Голодным зверьком она нырнула в контейнер, подвязав юбку над коленями, чтобы можно было зарыться поглубже. С наслаждением возилась в мусоре, в чавкающей жиже.
Когда мы ехали обратно на ранчо, Сюзанна сделала объявление.
— Пора нам кое-куда съездить, — громко сказала она, чтобы втянуть в свои планы и Донну.
Приятно было знать, что она думает обо мне, что она ко мне подлизывается. После истории с Митчем я стала замечать в ней какое-то новое отчаяние. Теперь я видела, что она старается мне угодить, знала, как привлечь ее внимание.
— Куда? — спросила я.
— Узнаешь, — ответила Сюзанна, переглянувшись с Донной. — Для нас это как лекарство, такой способ немножко подлечиться.
— О-о-о! — Донна подалась вперед. Она как будто сразу поняла, что имела в виду Сюзанна. — Да, да, да.
— Нам нужен дом, — сказала Сюзанна. — Это во-первых. И чтобы там никого не было. — Она бросила на меня взгляд: — Твоей матери нет дома, да?
Я не знала, что они хотели сделать. Но даже тогда у меня хватило ума распознать тревожный звоночек и не рисковать своим домом. Я заерзала.
— Она сегодня никуда не собиралась.
Сюзанна разочарованно хмыкнула. Но я уже вспомнила другой дом, где, скорее всего, сейчас никого нет. И не задумываясь предложила его им.
Я показывала Сюзанне дорогу и, пока мы ехали, смотрела, как постепенно становятся знакомыми окрестности. Когда Сюзанна остановилась, а Донна вылезла и залепила грязью две первые цифры на номере, меня это даже не слишком обеспокоило. Я набралась непривычной мне храбрости — чувства, что я выхожу за пределы дозволенного, и решила отдаться на волю случая. Я была словно заперта в собственном теле и не знала, что меня держит. Наверное, вот это понимание: я сделаю все, что Сюзанна скажет. Странная это была мысль — что все свелось к банальному движению вслед за ярким потоком событий.

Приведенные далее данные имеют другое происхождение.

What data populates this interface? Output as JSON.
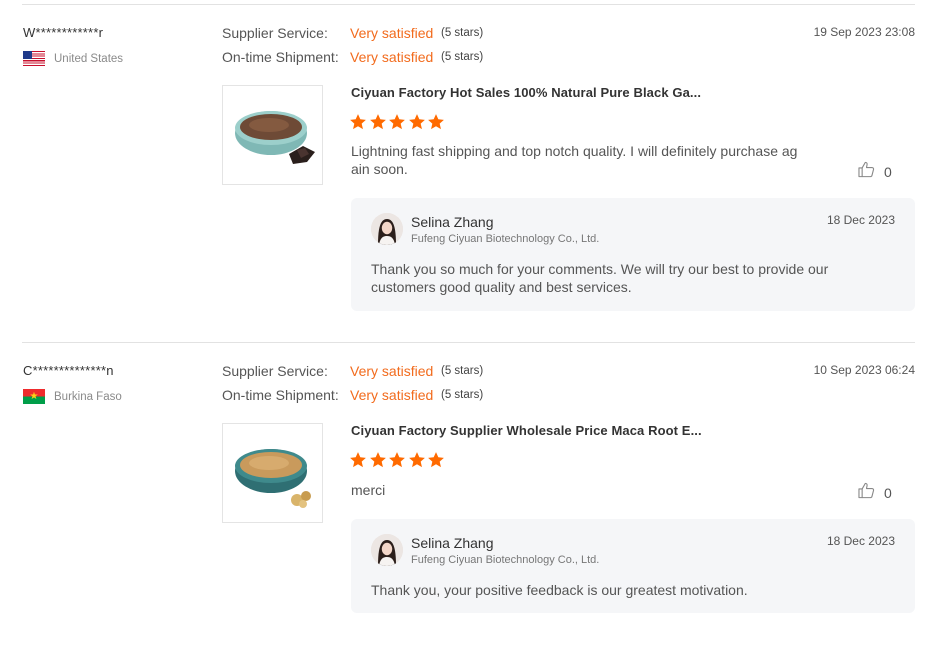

Что все может быть вот так просто.
Сюзанна вела машину очень небрежно, пролетела на красный и подолгу не глядела на дорогу, словно замечтавшись о чем-то своем. Наконец она свернула на нашу улицу. Знакомые ворота мелькали одни за другими, как бусины на нитке.
— Сюда, — сказала я, и Сюзанна притормозила.

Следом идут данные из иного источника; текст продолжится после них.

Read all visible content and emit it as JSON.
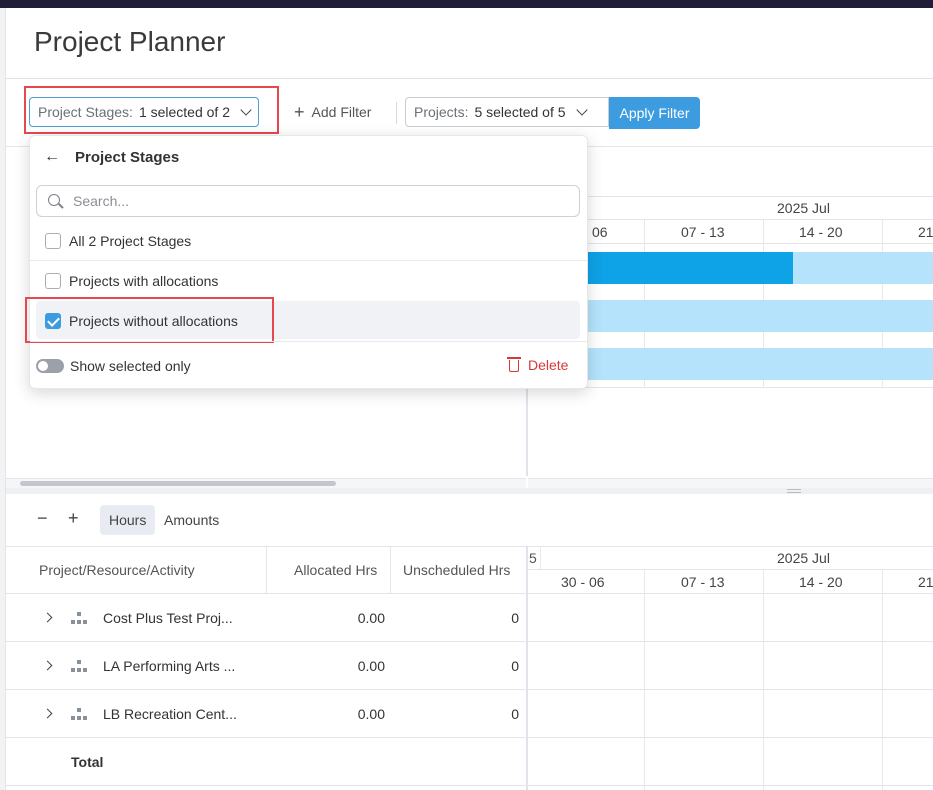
{
  "page": {
    "title": "Project Planner"
  },
  "filters": {
    "stages": {
      "label": "Project Stages:",
      "value": "1 selected of 2"
    },
    "add_filter": "Add Filter",
    "projects": {
      "label": "Projects:",
      "value": "5 selected of 5"
    },
    "apply": "Apply Filter"
  },
  "dropdown": {
    "title": "Project Stages",
    "search_placeholder": "Search...",
    "options": [
      {
        "label": "All 2 Project Stages",
        "checked": false
      },
      {
        "label": "Projects with allocations",
        "checked": false
      },
      {
        "label": "Projects without allocations",
        "checked": true
      }
    ],
    "show_selected_only": "Show selected only",
    "delete": "Delete"
  },
  "upper_gantt": {
    "month": "2025 Jul",
    "weeks": [
      "06",
      "07 - 13",
      "14 - 20",
      "21"
    ]
  },
  "lower": {
    "toggles": {
      "hours": "Hours",
      "amounts": "Amounts"
    },
    "columns": {
      "name": "Project/Resource/Activity",
      "allocated": "Allocated Hrs",
      "unscheduled": "Unscheduled Hrs"
    },
    "gantt_month_prefix": "5",
    "gantt_month": "2025 Jul",
    "weeks": [
      "30 - 06",
      "07 - 13",
      "14 - 20",
      "21"
    ],
    "rows": [
      {
        "name": "Cost Plus Test Proj...",
        "allocated": "0.00",
        "unscheduled": "0"
      },
      {
        "name": "LA Performing Arts ...",
        "allocated": "0.00",
        "unscheduled": "0"
      },
      {
        "name": "LB Recreation Cent...",
        "allocated": "0.00",
        "unscheduled": "0"
      }
    ],
    "total_label": "Total"
  },
  "colors": {
    "accent": "#3d9be0",
    "bar_dark": "#0ea2e6",
    "bar_light": "#b5e3fb",
    "danger": "#d93838",
    "highlight": "#e5484d"
  }
}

У Даттонов были простенькие занавешенные окна, к входной двери вела выложенная плиткой дорожка. Ни одной машины, только масляное пятно на асфальте. Велосипеда Тедди во дворе тоже не было, значит, и он уехал. Похоже, дома и впрямь никого.
Сюзанна припарковалась чуть дальше, в сторонке, а Донна быстро нырнула в боковой дворик. Я шла за Сюзанной, но держалась от нее чуть поодаль, загребая сандалиями пыль.
Сюзанна обернулась:
— Ну ты идешь или как?
Я рассмеялась, но она точно заметила, каких усилий мне это стоило.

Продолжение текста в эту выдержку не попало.